Sometimes I feel guilty about this stain of ignorance on my knowledge of 20th Century history. I try to fix the problem as time permits. But then I meet young people who’ve never heard of the Jim Jones cult tragedy, or the Iran-Contra scandal, or who don’t know that Apple used to make computers besides Macs, and my self-esteem is instantly restored.
I think it’s at least partly because, without really thinking about it, people tend to think of “history” as “stuff that happened before I was born.” The stuff that happened during your teachers’ lifetime, they think, “I lived through that; everybody knows about that.” They forget that their students didn’t live through it and don’t know about it.
Plus, the more recent stuff is more controversial. It’s harder to talk about without getting personal, maybe taking sides and offending someone.
I think poor planning had something to do with it in my school’s case. The teachers always listed modern history on the class syllabus. I went to a good school with good teachers and new books too. This seems to happen in lots of schools. My old roomate went to a good school, and she didn’t realize that there had been a Korean war until her sophmore year of college.
My junior high history teacher asked our class one day if we could name any female prime ministers or presidents. This was back in 1980, so we socially unaware kids were able to name Indira Gandhi and Golda Meir, but we couldn’t come up with any others. The teacher kept trying to get us to read her mind for another example, until finally she told us that the President of France, Valerie Giscard D’Estaing, was also a woman… You can image my father’s reaction when at the supper table "What did you learn today ?"conversation I let that new tidbit fly …

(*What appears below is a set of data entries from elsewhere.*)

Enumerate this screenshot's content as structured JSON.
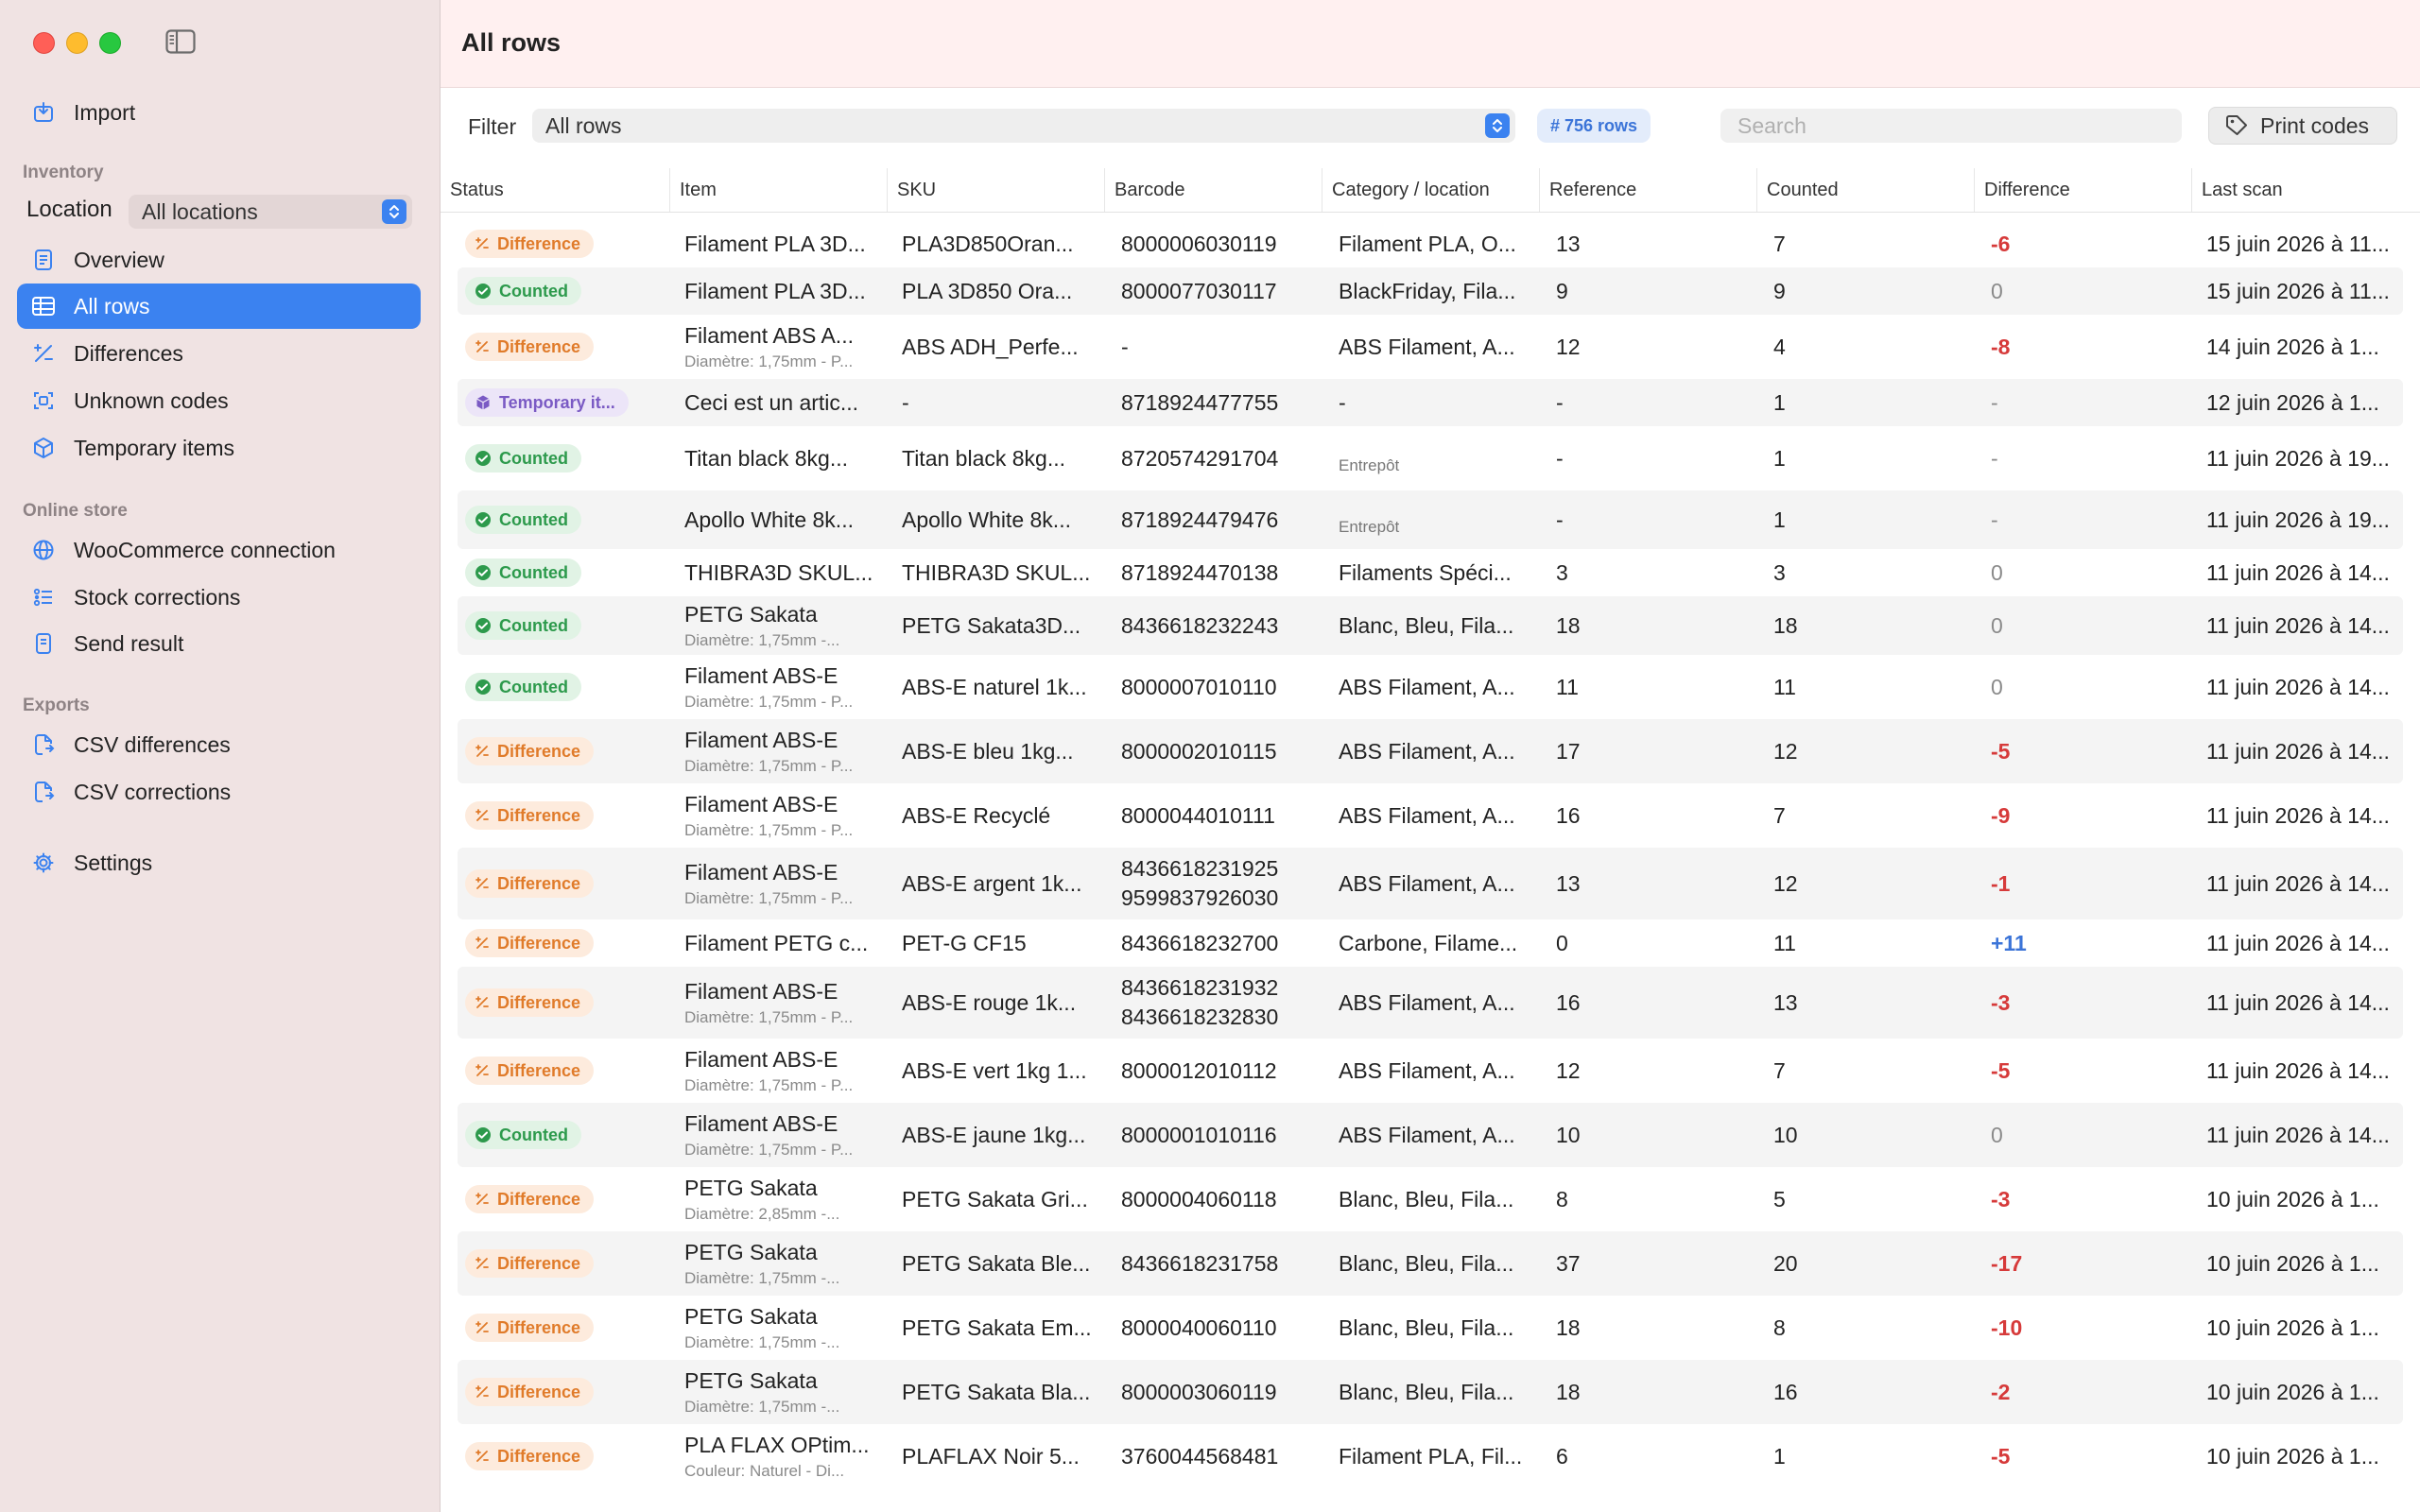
{
  "sidebar": {
    "import": "Import",
    "inventory_header": "Inventory",
    "location_label": "Location",
    "location_value": "All locations",
    "nav_inventory": [
      "Overview",
      "All rows",
      "Differences",
      "Unknown codes",
      "Temporary items"
    ],
    "online_header": "Online store",
    "nav_online": [
      "WooCommerce connection",
      "Stock corrections",
      "Send result"
    ],
    "exports_header": "Exports",
    "nav_exports": [
      "CSV differences",
      "CSV corrections"
    ],
    "settings": "Settings",
    "active_index": 1,
    "accent_color": "#3b82f0"
  },
  "header": {
    "title": "All rows"
  },
  "toolbar": {
    "filter_label": "Filter",
    "filter_value": "All rows",
    "rows_badge": "# 756 rows",
    "search_placeholder": "Search",
    "print_label": "Print codes"
  },
  "table": {
    "columns": [
      "Status",
      "Item",
      "SKU",
      "Barcode",
      "Category / location",
      "Reference",
      "Counted",
      "Difference",
      "Last scan"
    ],
    "rows": [
      {
        "status": "Difference",
        "item": "Filament PLA 3D...",
        "item_sub": "",
        "sku": "PLA3D850Oran...",
        "barcode": "8000006030119",
        "barcode2": "",
        "category": "Filament PLA, O...",
        "category_sub": "",
        "reference": "13",
        "counted": "7",
        "difference": "-6",
        "last_scan": "15 juin 2026 à 11..."
      },
      {
        "status": "Counted",
        "item": "Filament PLA 3D...",
        "item_sub": "",
        "sku": "PLA 3D850 Ora...",
        "barcode": "8000077030117",
        "barcode2": "",
        "category": "BlackFriday, Fila...",
        "category_sub": "",
        "reference": "9",
        "counted": "9",
        "difference": "0",
        "last_scan": "15 juin 2026 à 11..."
      },
      {
        "status": "Difference",
        "item": "Filament ABS A...",
        "item_sub": "Diamètre: 1,75mm - P...",
        "sku": "ABS ADH_Perfe...",
        "barcode": "-",
        "barcode2": "",
        "category": "ABS Filament, A...",
        "category_sub": "",
        "reference": "12",
        "counted": "4",
        "difference": "-8",
        "last_scan": "14 juin 2026 à 1..."
      },
      {
        "status": "Temporary it...",
        "item": "Ceci est un artic...",
        "item_sub": "",
        "sku": "-",
        "barcode": "8718924477755",
        "barcode2": "",
        "category": "-",
        "category_sub": "",
        "reference": "-",
        "counted": "1",
        "difference": "-",
        "last_scan": "12 juin 2026 à 1..."
      },
      {
        "status": "Counted",
        "item": "Titan black 8kg...",
        "item_sub": "",
        "sku": "Titan black 8kg...",
        "barcode": "8720574291704",
        "barcode2": "",
        "category": "",
        "category_sub": "Entrepôt",
        "reference": "-",
        "counted": "1",
        "difference": "-",
        "last_scan": "11 juin 2026 à 19..."
      },
      {
        "status": "Counted",
        "item": "Apollo White 8k...",
        "item_sub": "",
        "sku": "Apollo White 8k...",
        "barcode": "8718924479476",
        "barcode2": "",
        "category": "",
        "category_sub": "Entrepôt",
        "reference": "-",
        "counted": "1",
        "difference": "-",
        "last_scan": "11 juin 2026 à 19..."
      },
      {
        "status": "Counted",
        "item": "THIBRA3D SKUL...",
        "item_sub": "",
        "sku": "THIBRA3D SKUL...",
        "barcode": "8718924470138",
        "barcode2": "",
        "category": "Filaments Spéci...",
        "category_sub": "",
        "reference": "3",
        "counted": "3",
        "difference": "0",
        "last_scan": "11 juin 2026 à 14..."
      },
      {
        "status": "Counted",
        "item": "PETG Sakata",
        "item_sub": "Diamètre: 1,75mm -...",
        "sku": "PETG Sakata3D...",
        "barcode": "8436618232243",
        "barcode2": "",
        "category": "Blanc, Bleu, Fila...",
        "category_sub": "",
        "reference": "18",
        "counted": "18",
        "difference": "0",
        "last_scan": "11 juin 2026 à 14..."
      },
      {
        "status": "Counted",
        "item": "Filament ABS-E",
        "item_sub": "Diamètre: 1,75mm - P...",
        "sku": "ABS-E naturel 1k...",
        "barcode": "8000007010110",
        "barcode2": "",
        "category": "ABS Filament, A...",
        "category_sub": "",
        "reference": "11",
        "counted": "11",
        "difference": "0",
        "last_scan": "11 juin 2026 à 14..."
      },
      {
        "status": "Difference",
        "item": "Filament ABS-E",
        "item_sub": "Diamètre: 1,75mm - P...",
        "sku": "ABS-E bleu 1kg...",
        "barcode": "8000002010115",
        "barcode2": "",
        "category": "ABS Filament, A...",
        "category_sub": "",
        "reference": "17",
        "counted": "12",
        "difference": "-5",
        "last_scan": "11 juin 2026 à 14..."
      },
      {
        "status": "Difference",
        "item": "Filament ABS-E",
        "item_sub": "Diamètre: 1,75mm - P...",
        "sku": "ABS-E Recyclé",
        "barcode": "8000044010111",
        "barcode2": "",
        "category": "ABS Filament, A...",
        "category_sub": "",
        "reference": "16",
        "counted": "7",
        "difference": "-9",
        "last_scan": "11 juin 2026 à 14..."
      },
      {
        "status": "Difference",
        "item": "Filament ABS-E",
        "item_sub": "Diamètre: 1,75mm - P...",
        "sku": "ABS-E argent 1k...",
        "barcode": "8436618231925",
        "barcode2": "9599837926030",
        "category": "ABS Filament, A...",
        "category_sub": "",
        "reference": "13",
        "counted": "12",
        "difference": "-1",
        "last_scan": "11 juin 2026 à 14..."
      },
      {
        "status": "Difference",
        "item": "Filament PETG c...",
        "item_sub": "",
        "sku": "PET-G CF15",
        "barcode": "8436618232700",
        "barcode2": "",
        "category": "Carbone, Filame...",
        "category_sub": "",
        "reference": "0",
        "counted": "11",
        "difference": "+11",
        "last_scan": "11 juin 2026 à 14..."
      },
      {
        "status": "Difference",
        "item": "Filament ABS-E",
        "item_sub": "Diamètre: 1,75mm - P...",
        "sku": "ABS-E rouge 1k...",
        "barcode": "8436618231932",
        "barcode2": "8436618232830",
        "category": "ABS Filament, A...",
        "category_sub": "",
        "reference": "16",
        "counted": "13",
        "difference": "-3",
        "last_scan": "11 juin 2026 à 14..."
      },
      {
        "status": "Difference",
        "item": "Filament ABS-E",
        "item_sub": "Diamètre: 1,75mm - P...",
        "sku": "ABS-E vert 1kg 1...",
        "barcode": "8000012010112",
        "barcode2": "",
        "category": "ABS Filament, A...",
        "category_sub": "",
        "reference": "12",
        "counted": "7",
        "difference": "-5",
        "last_scan": "11 juin 2026 à 14..."
      },
      {
        "status": "Counted",
        "item": "Filament ABS-E",
        "item_sub": "Diamètre: 1,75mm - P...",
        "sku": "ABS-E jaune 1kg...",
        "barcode": "8000001010116",
        "barcode2": "",
        "category": "ABS Filament, A...",
        "category_sub": "",
        "reference": "10",
        "counted": "10",
        "difference": "0",
        "last_scan": "11 juin 2026 à 14..."
      },
      {
        "status": "Difference",
        "item": "PETG Sakata",
        "item_sub": "Diamètre: 2,85mm -...",
        "sku": "PETG Sakata Gri...",
        "barcode": "8000004060118",
        "barcode2": "",
        "category": "Blanc, Bleu, Fila...",
        "category_sub": "",
        "reference": "8",
        "counted": "5",
        "difference": "-3",
        "last_scan": "10 juin 2026 à 1..."
      },
      {
        "status": "Difference",
        "item": "PETG Sakata",
        "item_sub": "Diamètre: 1,75mm -...",
        "sku": "PETG Sakata Ble...",
        "barcode": "8436618231758",
        "barcode2": "",
        "category": "Blanc, Bleu, Fila...",
        "category_sub": "",
        "reference": "37",
        "counted": "20",
        "difference": "-17",
        "last_scan": "10 juin 2026 à 1..."
      },
      {
        "status": "Difference",
        "item": "PETG Sakata",
        "item_sub": "Diamètre: 1,75mm -...",
        "sku": "PETG Sakata Em...",
        "barcode": "8000040060110",
        "barcode2": "",
        "category": "Blanc, Bleu, Fila...",
        "category_sub": "",
        "reference": "18",
        "counted": "8",
        "difference": "-10",
        "last_scan": "10 juin 2026 à 1..."
      },
      {
        "status": "Difference",
        "item": "PETG Sakata",
        "item_sub": "Diamètre: 1,75mm -...",
        "sku": "PETG Sakata Bla...",
        "barcode": "8000003060119",
        "barcode2": "",
        "category": "Blanc, Bleu, Fila...",
        "category_sub": "",
        "reference": "18",
        "counted": "16",
        "difference": "-2",
        "last_scan": "10 juin 2026 à 1..."
      },
      {
        "status": "Difference",
        "item": "PLA FLAX OPtim...",
        "item_sub": "Couleur: Naturel - Di...",
        "sku": "PLAFLAX Noir 5...",
        "barcode": "3760044568481",
        "barcode2": "",
        "category": "Filament PLA, Fil...",
        "category_sub": "",
        "reference": "6",
        "counted": "1",
        "difference": "-5",
        "last_scan": "10 juin 2026 à 1..."
      }
    ]
  },
  "colors": {
    "sidebar_bg": "#f0e3e3",
    "accent": "#3b82f0",
    "negative": "#d63a3a",
    "positive": "#3b74d8",
    "difference_badge": "#e07b2a",
    "counted_badge": "#2d9a4c",
    "temporary_badge": "#7a5ac4"
  }
}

Med school was a treasure trove of acronyms and other memory aids. Some of the most memorable ones were sexual / sexist and probably can no longer be taught in school in this politically correct day and age.
example: to remember the names in order of the twelve cranial nerves:
Oh, Oh, Oh, To Touch and Feel a Girl’s Vagina - Ah, Heaven!

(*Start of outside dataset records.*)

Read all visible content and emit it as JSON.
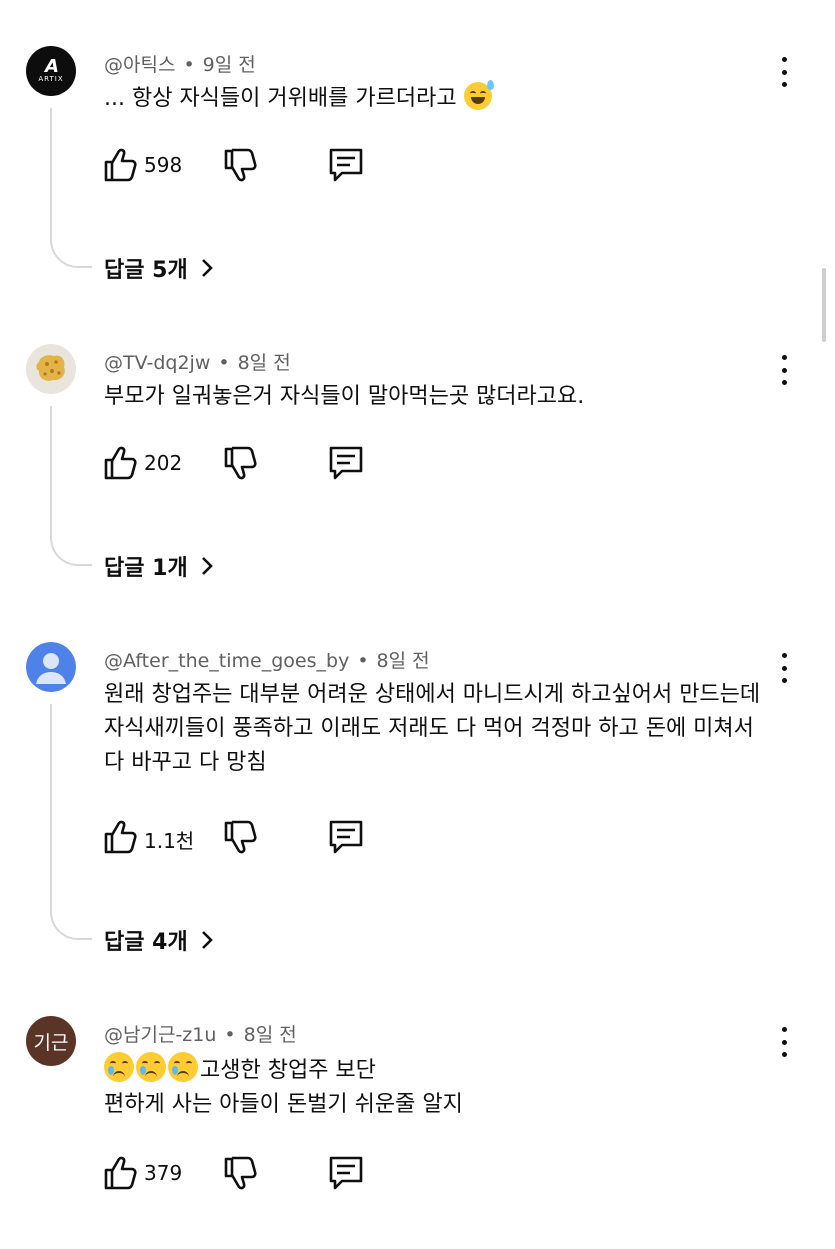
{
  "comments": [
    {
      "handle": "@아틱스",
      "time": "9일 전",
      "avatar_text": "ARTIX",
      "text": "... 항상 자식들이 거위배를 가르더라고",
      "emoji": "sweat-smile-emoji",
      "likes": "598",
      "replies": "답글 5개"
    },
    {
      "handle": "@TV-dq2jw",
      "time": "8일 전",
      "text": "부모가 일궈놓은거 자식들이 말아먹는곳 많더라고요.",
      "likes": "202",
      "replies": "답글 1개"
    },
    {
      "handle": "@After_the_time_goes_by",
      "time": "8일 전",
      "text": "원래 창업주는 대부분 어려운 상태에서 마니드시게 하고싶어서 만드는데 자식새끼들이 풍족하고 이래도 저래도 다 먹어 걱정마 하고 돈에 미쳐서 다 바꾸고 다 망침",
      "likes": "1.1천",
      "replies": "답글 4개"
    },
    {
      "handle": "@남기근-z1u",
      "time": "8일 전",
      "avatar_text": "기근",
      "emoji": "crying-face-emoji",
      "text_line1": "고생한 창업주 보단",
      "text_line2": "편하게 사는 아들이 돈벌기 쉬운줄 알지",
      "likes": "379"
    }
  ],
  "dot": "•"
}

and to remember which ones carried sensory information, motor information, or both:
Some Say Money Matters But My Big Brother Says Big Breasts Matter More
On a more decorus note, from biology class: King Philip Come Out For Goodness’ Sakes (binomial system of nomenclature)
Ah, we had Kings Play Chess On Fat Guys’ Stomachs. Another favorite was My Very Educated Mother Just Served Us Nine Pizzas.

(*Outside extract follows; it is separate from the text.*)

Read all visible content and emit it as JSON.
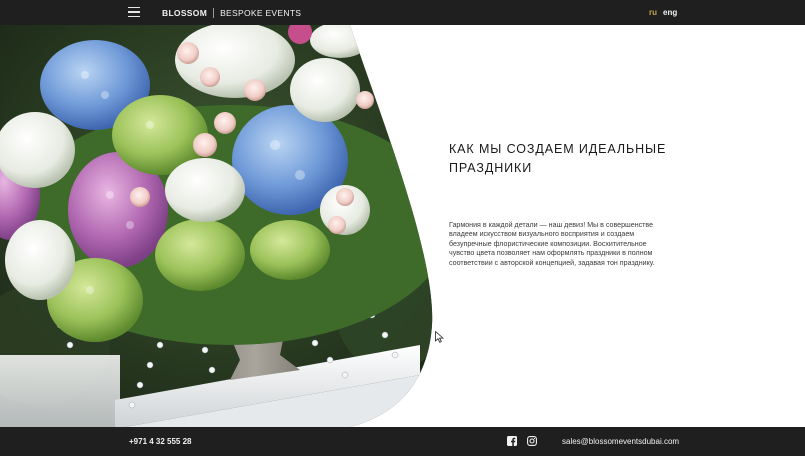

And Bytegeist and Omega Glory, my historical education was as spotty as yours seems to have been. I can only recall a few years in which we didn’t study the Civil War extensively, and in just one class did we have extensive coverage of the pre-Revolutionary period that was more extensive than, “There were a lot of Native Americans living here. Then Columbus came for a visit. A couple of hundred years later, the English settlers were feeling mighty agitated…” I cannot in all honesty recall having studied anything after WWII, and there was far too strong a focus on American history and almost nothing about world history as a whole.
To this day, I have far too vague an understanding of Iran-Contra, and I really need to read up a bit on the Falklands War. And you know, I was absolutely shocked when I first heard about the Monegasque invasion of British Columbia for a brief period in July 1979.